Your succulents won’t actually be harmed by a little rain. In fact, it will aid in clearing the plant’s soil of any dirt and contaminants while also providing the necessary nitrogen to the succulents. On the other side, you should be concerned if the rain falls too frequently and heavily. Therefore, if you reside in a region where it frequently and strongly rains, remember to protect your succulent plants outside or, even better, move them within for safety, especially if;
- There are no drainage holes in your pots. If necessary, you can drill one yourself.
- Your succulents are placed in a metal or wooden container or planter. Remember that metal can rust both when it’s wet and when it’s dry. If this rust gets into the soil where your succulents are growing, it could damage the roots. On the other side, wood containers might decay, which will cause fungus and bacterial growth.
- The succulents are placed in a pot with a subpar or inappropriate soil mixture. Moving potted succulents indoors is the best option because they don’t have as much room for their roots to expand and acquire the nutrients they require during the rainy season as in-ground succulents do.
- Unless you have planned your outside garden with a great slope of well-draining soil, you live in a region where you get more than 25 to 30 inches of rainfall per year.
The rain assists in cleaning the plant’s soil of all the dirt and contaminants while also providing the necessary nitrogen for the succulents.

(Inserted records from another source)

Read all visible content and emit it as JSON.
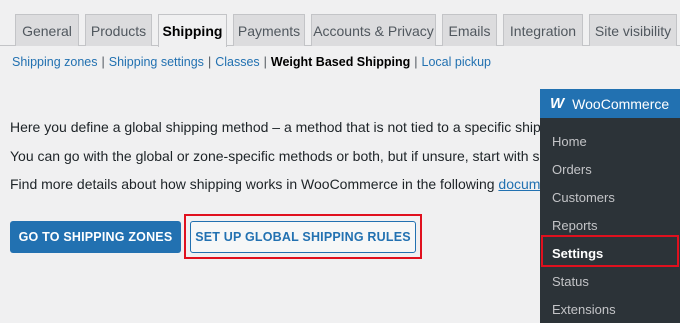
{
  "tabs": [
    {
      "label": "General"
    },
    {
      "label": "Products"
    },
    {
      "label": "Shipping"
    },
    {
      "label": "Payments"
    },
    {
      "label": "Accounts & Privacy"
    },
    {
      "label": "Emails"
    },
    {
      "label": "Integration"
    },
    {
      "label": "Site visibility"
    }
  ],
  "active_tab": "Shipping",
  "subnav": {
    "zones": "Shipping zones",
    "settings": "Shipping settings",
    "classes": "Classes",
    "weight": "Weight Based Shipping",
    "local": "Local pickup",
    "separator": "|"
  },
  "content": {
    "p1": "Here you define a global shipping method – a method that is not tied to a specific shipping",
    "p2": "You can go with the global or zone-specific methods or both, but if unsure, start with shippi",
    "p3_text": "Find more details about how shipping works in WooCommerce in the following ",
    "p3_link": "documentat"
  },
  "buttons": {
    "zones": "GO TO SHIPPING ZONES",
    "global": "SET UP GLOBAL SHIPPING RULES"
  },
  "admin_menu": {
    "title": "WooCommerce",
    "logo": "W",
    "items": [
      "Home",
      "Orders",
      "Customers",
      "Reports",
      "Settings",
      "Status",
      "Extensions"
    ],
    "current": "Settings"
  },
  "colors": {
    "accent": "#2271b1",
    "highlight": "#e0101e",
    "menu_bg": "#2c3338"
  }
}
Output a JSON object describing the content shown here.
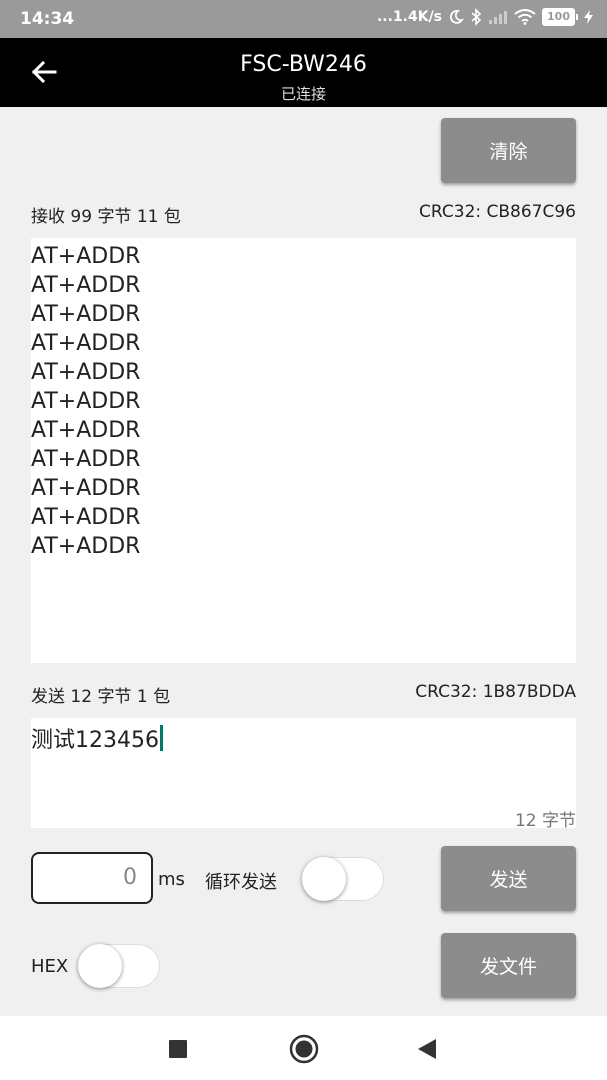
{
  "status_bar": {
    "time": "14:34",
    "network_speed": "...1.4K/s",
    "battery": "100",
    "icons": [
      "moon-icon",
      "bluetooth-icon",
      "signal-icon",
      "wifi-icon",
      "battery-icon",
      "charging-icon"
    ]
  },
  "app_bar": {
    "title": "FSC-BW246",
    "subtitle": "已连接",
    "back_icon": "arrow-left-icon"
  },
  "clear_button": "清除",
  "receive": {
    "label": "接收 99 字节 11 包",
    "crc": "CRC32: CB867C96",
    "lines": [
      "AT+ADDR",
      "AT+ADDR",
      "AT+ADDR",
      "AT+ADDR",
      "AT+ADDR",
      "AT+ADDR",
      "AT+ADDR",
      "AT+ADDR",
      "AT+ADDR",
      "AT+ADDR",
      "AT+ADDR"
    ]
  },
  "send": {
    "label": "发送 12 字节 1 包",
    "crc": "CRC32: 1B87BDDA",
    "text": "测试123456",
    "byte_count": "12 字节"
  },
  "interval": {
    "value": "0",
    "unit": "ms"
  },
  "loop_send": {
    "label": "循环发送",
    "on": false
  },
  "send_button": "发送",
  "hex": {
    "label": "HEX",
    "on": false
  },
  "send_file_button": "发文件",
  "nav": [
    "square-icon",
    "circle-icon",
    "triangle-back-icon"
  ],
  "colors": {
    "status_bar": "#9a9a9a",
    "app_bar": "#000000",
    "button": "#8c8c8c",
    "background": "#f0f0f0",
    "cursor": "#00796b"
  }
}
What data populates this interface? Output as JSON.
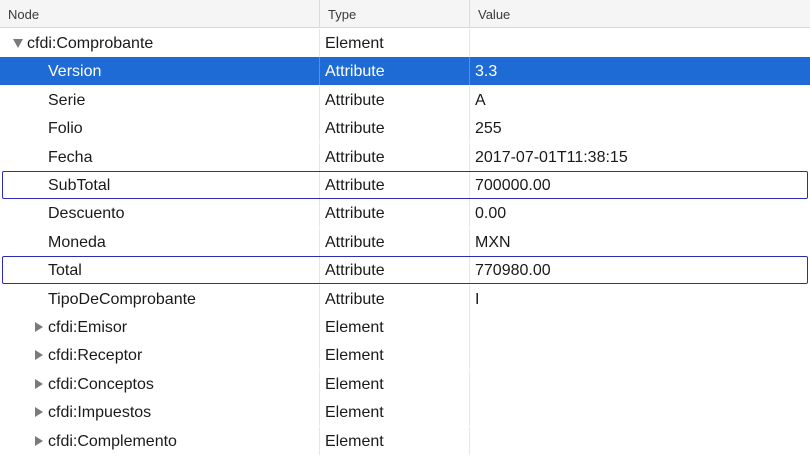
{
  "columns": {
    "node": "Node",
    "type": "Type",
    "value": "Value"
  },
  "rows": [
    {
      "node": "cfdi:Comprobante",
      "type": "Element",
      "value": "",
      "disclosure": "expanded",
      "depth": 0
    },
    {
      "node": "Version",
      "type": "Attribute",
      "value": "3.3",
      "disclosure": "none",
      "depth": 1,
      "selected": true
    },
    {
      "node": "Serie",
      "type": "Attribute",
      "value": "A",
      "disclosure": "none",
      "depth": 1
    },
    {
      "node": "Folio",
      "type": "Attribute",
      "value": "255",
      "disclosure": "none",
      "depth": 1
    },
    {
      "node": "Fecha",
      "type": "Attribute",
      "value": "2017-07-01T11:38:15",
      "disclosure": "none",
      "depth": 1
    },
    {
      "node": "SubTotal",
      "type": "Attribute",
      "value": "700000.00",
      "disclosure": "none",
      "depth": 1,
      "highlighted": true
    },
    {
      "node": "Descuento",
      "type": "Attribute",
      "value": "0.00",
      "disclosure": "none",
      "depth": 1
    },
    {
      "node": "Moneda",
      "type": "Attribute",
      "value": "MXN",
      "disclosure": "none",
      "depth": 1
    },
    {
      "node": "Total",
      "type": "Attribute",
      "value": "770980.00",
      "disclosure": "none",
      "depth": 1,
      "highlighted": true
    },
    {
      "node": "TipoDeComprobante",
      "type": "Attribute",
      "value": "I",
      "disclosure": "none",
      "depth": 1
    },
    {
      "node": "cfdi:Emisor",
      "type": "Element",
      "value": "",
      "disclosure": "collapsed",
      "depth": 1
    },
    {
      "node": "cfdi:Receptor",
      "type": "Element",
      "value": "",
      "disclosure": "collapsed",
      "depth": 1
    },
    {
      "node": "cfdi:Conceptos",
      "type": "Element",
      "value": "",
      "disclosure": "collapsed",
      "depth": 1
    },
    {
      "node": "cfdi:Impuestos",
      "type": "Element",
      "value": "",
      "disclosure": "collapsed",
      "depth": 1
    },
    {
      "node": "cfdi:Complemento",
      "type": "Element",
      "value": "",
      "disclosure": "collapsed",
      "depth": 1
    }
  ],
  "colors": {
    "selection": "#1f6bd6",
    "highlight_border": "#2b2bb8",
    "header_bg": "#f5f5f5"
  },
  "icons": {
    "expanded": "disclosure-triangle-down-icon",
    "collapsed": "disclosure-triangle-right-icon"
  }
}
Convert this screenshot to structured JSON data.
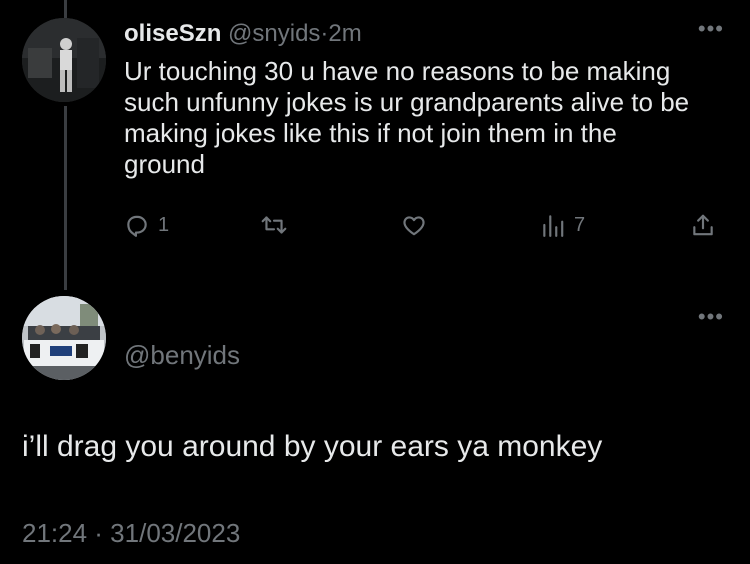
{
  "reply": {
    "display_name": "oliseSzn",
    "handle": "@snyids",
    "separator": "·",
    "time_ago": "2m",
    "text": "Ur touching 30 u have no reasons to be making such unfunny jokes is ur grandparents alive to be making jokes like this if not join them in the ground",
    "reply_count": "1",
    "view_count": "7",
    "more_label": "•••"
  },
  "main_tweet": {
    "handle": "@benyids",
    "text": "i’ll drag you around by your ears ya monkey",
    "timestamp": "21:24 · 31/03/2023",
    "more_label": "•••"
  },
  "icons": {
    "reply": "speech-bubble-icon",
    "retweet": "retweet-icon",
    "like": "heart-icon",
    "views": "bar-chart-icon",
    "share": "share-icon"
  },
  "colors": {
    "background": "#000000",
    "text": "#e7e9ea",
    "muted": "#71767b"
  }
}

Succulents — do they bring luck?
People could achieve happiness and positive vibrations by balancing their energy with their environment, according to ancient Chinese mythology. This mythology is also the source of the notion that using plants can bring good luck. Feng shui is another name for the process of bringing energy into balance.
Planting succulents is one of the Feng Shui principles for good charm. Planting succulents is frequently connected with riches, success, and well-being in this culture. The prevalent belief that succulents bring luck in the Indo-China region is also due to the fact that this concept originated in China.
Before spreading over the globe, the Indo-China region was where succulents were most prevalent. In many parts of China, these plants are still in high demand around the time of the Chinese New Year. Succulents are widely available today. However, not everyone considers them to be lucky charms. Succulents and luck are not commonly associated in Western and North American cultures. But in China and the Sub-continent, this notion is still strong.
Which succulents are fortunate?
Succubuses that Draw Cash
- Naturesgirl. Jade Plant.
- Liquid aloe. Aloe barbadensis miller, a plant.
- Wild Rose. The plant is called Adenium obesum.
- Mandarin Money Plant Pilea pepermioides is its botanical name.
- Cactus. Cactaceae is its botanical name.
- Mashrita. Houseleek
- Viper Plant. Sansevieria trifasciata is a plant.